Le chanceux propriétaire que je vais vous présenter à travers de ses voitures transpire la passion et la gentillesse. Son dévolu s’est jeté sur la marque italienne au cheval cabré, Ferrari. « Quand on aime on ne compte pas » dit le proverbe Syldave. La citation n’a pas été choisie au hasard puisque notre homme a acquis 3 Ferrari durant les 40 dernières années : trois 275 GTB ! Chacune de ces 275 possède une longue histoire, et deux des trois sont des modèles spéciaux à part entière.
Au début de mes échanges avec le propriétaire je ne pensais pas particulièrement écrire un article autour de ses voitures, je voulais me concentrer uniquement sur les photos. Puis au fur et à mesure des discussions je me suis rendu compte qu’il y avait énormément de choses intéressantes à dire, tant au niveau des voitures elles-mêmes, qu’au niveau du personnage. Au premier abord le propriétaire était un peu surpris et intrigué, et puis en lui expliquant ma démarche il s’est pris au jeu, et s’est laissé interviewer gentiment.

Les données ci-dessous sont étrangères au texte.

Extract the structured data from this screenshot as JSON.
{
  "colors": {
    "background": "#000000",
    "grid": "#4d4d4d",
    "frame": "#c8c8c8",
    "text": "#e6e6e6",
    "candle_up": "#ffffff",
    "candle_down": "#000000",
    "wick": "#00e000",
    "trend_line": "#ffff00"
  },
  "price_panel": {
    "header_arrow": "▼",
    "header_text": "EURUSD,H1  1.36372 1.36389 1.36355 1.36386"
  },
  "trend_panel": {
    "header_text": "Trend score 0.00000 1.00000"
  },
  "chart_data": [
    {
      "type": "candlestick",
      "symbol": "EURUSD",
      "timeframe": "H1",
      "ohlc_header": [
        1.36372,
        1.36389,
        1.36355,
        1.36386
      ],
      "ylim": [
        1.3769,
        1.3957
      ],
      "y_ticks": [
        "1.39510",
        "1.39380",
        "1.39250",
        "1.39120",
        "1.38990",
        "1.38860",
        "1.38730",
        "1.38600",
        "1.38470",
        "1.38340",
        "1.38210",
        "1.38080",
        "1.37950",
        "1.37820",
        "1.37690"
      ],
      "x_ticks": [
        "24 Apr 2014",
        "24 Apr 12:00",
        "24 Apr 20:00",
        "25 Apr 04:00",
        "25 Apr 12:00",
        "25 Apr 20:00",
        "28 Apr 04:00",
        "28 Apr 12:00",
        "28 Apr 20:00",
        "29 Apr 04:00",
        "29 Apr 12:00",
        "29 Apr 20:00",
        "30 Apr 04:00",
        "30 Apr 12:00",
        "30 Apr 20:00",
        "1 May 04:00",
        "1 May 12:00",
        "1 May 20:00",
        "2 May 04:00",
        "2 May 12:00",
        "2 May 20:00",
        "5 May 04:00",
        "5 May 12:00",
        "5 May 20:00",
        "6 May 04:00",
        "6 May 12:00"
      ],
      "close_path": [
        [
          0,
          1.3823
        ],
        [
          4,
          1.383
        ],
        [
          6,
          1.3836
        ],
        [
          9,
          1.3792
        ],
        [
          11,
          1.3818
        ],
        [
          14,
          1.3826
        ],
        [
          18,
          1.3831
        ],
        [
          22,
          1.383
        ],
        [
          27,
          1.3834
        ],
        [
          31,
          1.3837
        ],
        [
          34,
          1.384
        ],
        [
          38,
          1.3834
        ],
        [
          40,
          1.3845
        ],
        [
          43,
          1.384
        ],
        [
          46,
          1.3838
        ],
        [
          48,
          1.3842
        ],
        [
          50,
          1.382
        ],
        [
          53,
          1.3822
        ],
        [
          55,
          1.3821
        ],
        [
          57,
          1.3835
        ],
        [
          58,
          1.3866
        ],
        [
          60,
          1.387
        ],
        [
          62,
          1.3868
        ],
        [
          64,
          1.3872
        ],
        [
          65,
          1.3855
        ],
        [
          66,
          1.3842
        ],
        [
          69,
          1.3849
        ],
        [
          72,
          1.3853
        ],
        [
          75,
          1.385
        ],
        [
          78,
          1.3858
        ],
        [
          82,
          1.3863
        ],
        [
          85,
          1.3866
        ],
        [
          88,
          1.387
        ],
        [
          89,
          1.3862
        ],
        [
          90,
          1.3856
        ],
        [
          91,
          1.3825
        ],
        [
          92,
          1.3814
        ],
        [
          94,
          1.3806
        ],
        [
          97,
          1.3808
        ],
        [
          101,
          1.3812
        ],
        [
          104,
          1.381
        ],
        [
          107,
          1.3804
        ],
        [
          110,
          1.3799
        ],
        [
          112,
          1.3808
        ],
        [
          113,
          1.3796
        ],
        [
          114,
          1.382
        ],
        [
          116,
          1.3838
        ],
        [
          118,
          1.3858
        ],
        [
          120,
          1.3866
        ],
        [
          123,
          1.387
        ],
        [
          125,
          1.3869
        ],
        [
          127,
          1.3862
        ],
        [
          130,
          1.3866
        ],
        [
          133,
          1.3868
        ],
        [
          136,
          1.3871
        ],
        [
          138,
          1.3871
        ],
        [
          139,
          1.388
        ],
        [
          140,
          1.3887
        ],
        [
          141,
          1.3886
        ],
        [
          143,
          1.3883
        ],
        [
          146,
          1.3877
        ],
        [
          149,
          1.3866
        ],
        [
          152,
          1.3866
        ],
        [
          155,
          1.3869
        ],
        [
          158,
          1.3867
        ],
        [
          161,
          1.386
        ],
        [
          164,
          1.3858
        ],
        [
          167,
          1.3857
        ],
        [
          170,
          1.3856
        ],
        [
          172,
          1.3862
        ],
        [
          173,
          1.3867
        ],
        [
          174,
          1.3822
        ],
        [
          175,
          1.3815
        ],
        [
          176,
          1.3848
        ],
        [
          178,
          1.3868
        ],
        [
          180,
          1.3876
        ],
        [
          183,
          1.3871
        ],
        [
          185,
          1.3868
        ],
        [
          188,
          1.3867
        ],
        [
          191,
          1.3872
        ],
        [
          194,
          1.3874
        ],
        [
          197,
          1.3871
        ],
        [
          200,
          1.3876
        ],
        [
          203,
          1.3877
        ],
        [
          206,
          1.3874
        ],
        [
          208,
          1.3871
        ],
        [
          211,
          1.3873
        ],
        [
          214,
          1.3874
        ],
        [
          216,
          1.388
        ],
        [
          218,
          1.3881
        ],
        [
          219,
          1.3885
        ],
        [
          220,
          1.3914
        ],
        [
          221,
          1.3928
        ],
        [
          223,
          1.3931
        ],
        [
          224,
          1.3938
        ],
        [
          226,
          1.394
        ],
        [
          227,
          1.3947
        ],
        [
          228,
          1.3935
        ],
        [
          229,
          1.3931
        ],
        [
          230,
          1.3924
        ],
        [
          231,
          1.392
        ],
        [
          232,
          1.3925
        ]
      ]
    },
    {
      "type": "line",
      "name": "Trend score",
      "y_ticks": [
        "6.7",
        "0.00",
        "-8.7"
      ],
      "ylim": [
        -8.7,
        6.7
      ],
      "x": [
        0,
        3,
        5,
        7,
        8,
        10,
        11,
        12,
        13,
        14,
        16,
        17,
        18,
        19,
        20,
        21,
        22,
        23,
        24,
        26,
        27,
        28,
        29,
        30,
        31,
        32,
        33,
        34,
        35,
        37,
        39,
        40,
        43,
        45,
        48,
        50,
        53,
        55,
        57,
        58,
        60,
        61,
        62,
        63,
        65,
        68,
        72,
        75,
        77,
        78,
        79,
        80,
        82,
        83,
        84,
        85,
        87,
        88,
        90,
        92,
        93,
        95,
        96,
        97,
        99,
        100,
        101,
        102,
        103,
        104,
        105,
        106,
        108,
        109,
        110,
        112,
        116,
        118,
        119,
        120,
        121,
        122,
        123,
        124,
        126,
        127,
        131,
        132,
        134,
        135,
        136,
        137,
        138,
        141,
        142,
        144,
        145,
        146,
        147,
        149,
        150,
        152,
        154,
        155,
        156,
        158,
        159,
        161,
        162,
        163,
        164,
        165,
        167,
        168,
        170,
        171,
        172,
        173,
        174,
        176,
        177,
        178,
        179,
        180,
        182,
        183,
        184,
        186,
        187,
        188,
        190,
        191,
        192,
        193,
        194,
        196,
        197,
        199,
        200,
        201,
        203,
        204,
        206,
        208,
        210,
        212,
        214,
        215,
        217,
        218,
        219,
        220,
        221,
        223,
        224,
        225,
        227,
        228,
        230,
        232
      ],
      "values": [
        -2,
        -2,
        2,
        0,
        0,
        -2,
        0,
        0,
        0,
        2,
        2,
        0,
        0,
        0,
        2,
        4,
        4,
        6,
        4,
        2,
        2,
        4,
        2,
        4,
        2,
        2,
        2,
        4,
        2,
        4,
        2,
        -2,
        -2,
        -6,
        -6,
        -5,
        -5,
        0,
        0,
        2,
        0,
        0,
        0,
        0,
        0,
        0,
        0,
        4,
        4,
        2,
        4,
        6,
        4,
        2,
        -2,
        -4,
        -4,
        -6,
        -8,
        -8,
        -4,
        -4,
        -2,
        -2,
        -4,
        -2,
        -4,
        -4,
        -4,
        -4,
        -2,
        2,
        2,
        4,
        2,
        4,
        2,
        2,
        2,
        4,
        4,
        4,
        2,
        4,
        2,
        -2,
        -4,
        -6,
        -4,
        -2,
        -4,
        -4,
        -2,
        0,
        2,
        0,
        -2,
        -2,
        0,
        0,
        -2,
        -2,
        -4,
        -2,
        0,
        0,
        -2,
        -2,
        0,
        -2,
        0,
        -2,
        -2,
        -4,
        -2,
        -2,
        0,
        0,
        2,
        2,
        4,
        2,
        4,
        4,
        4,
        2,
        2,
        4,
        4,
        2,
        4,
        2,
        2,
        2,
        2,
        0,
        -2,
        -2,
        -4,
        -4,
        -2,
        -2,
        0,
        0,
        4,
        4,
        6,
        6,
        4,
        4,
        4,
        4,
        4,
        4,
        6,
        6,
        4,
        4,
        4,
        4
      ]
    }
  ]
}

Le but n’est pas de divulguer sa vie privée ni d’être ostentatoire, mais je souhaite présenter cet article comme un hommage, un hommage a cet homme plein de gentillesse et de passion qui a passé près de 40 ans de sa vie à se constituer cette superbe collection qu’il m’a dévoilé. De plus de nos jours on a parfois tendance à retenir que les chiffres « cette voiture vaut tant, ce collectionneur possède ceci cela ». Je me suis donc efforcé de mettre en avant l’histoire de cet homme et de sa quête avec la marque Ferrari, plutôt que de simplement aligner les photos de chaque voiture.
Cela permet d’amener de l’âme à cette histoire et c’est aussi l’occasion pour le propriétaire de s’expliquer sur chacune de ses voitures en présentant des preuves, vérifiables et irréfutables, sur les sites Internet de chaque voiture.
La Ferrari 275 GTB est une Berlinetta GT, à moteur avant, produite par Ferrari entre 1964 et 1968 à environ 740 exemplaires.
A l’époque tout n’était pas aussi simple que maintenant chez Ferrari, il y avait de multiples versions au sein d’un même modèle, et le modèle en lui-même subissait de nombreuses modifications au court de sa production. Les carrosseries Nez Long (Long Nose) étaient déjà existantes sur les 250 GTO /62’ et /64’, et le premier prototype de 275 GTB (février 1963) se verra construit avec un Nez Long (Long Nose). Par contre le début de la production des 275 GTB en 1964 ne verra sortir de Maranello que des Ferrari 275 GTB/2 dites Short Nose (Nez Court). ‘‘/2’’ indique la présence de 2 arbres à cames (avec 3 ou 6 carburateurs Weber), et Short Nose faisant référence au dessin du capot et de la partie avant courte. Le châssis était fabriqué en acier. Quant à la carrosserie elle pouvait être acier ou aluminium.
En 1965 les versions Long Nose (Nez Long) de la 275 GTB/2 sont apparues, reconnaissables par leur avant légèrement allongé et abaissé pour réduire la trainée à hautes vitesses. 1 an après Ferrari est donc revenu sur sa décision en revenant donc aux Nez Long des 250 GTO de 1962, auxquels avaient été préférés les Nez Court à l’origine en 1963.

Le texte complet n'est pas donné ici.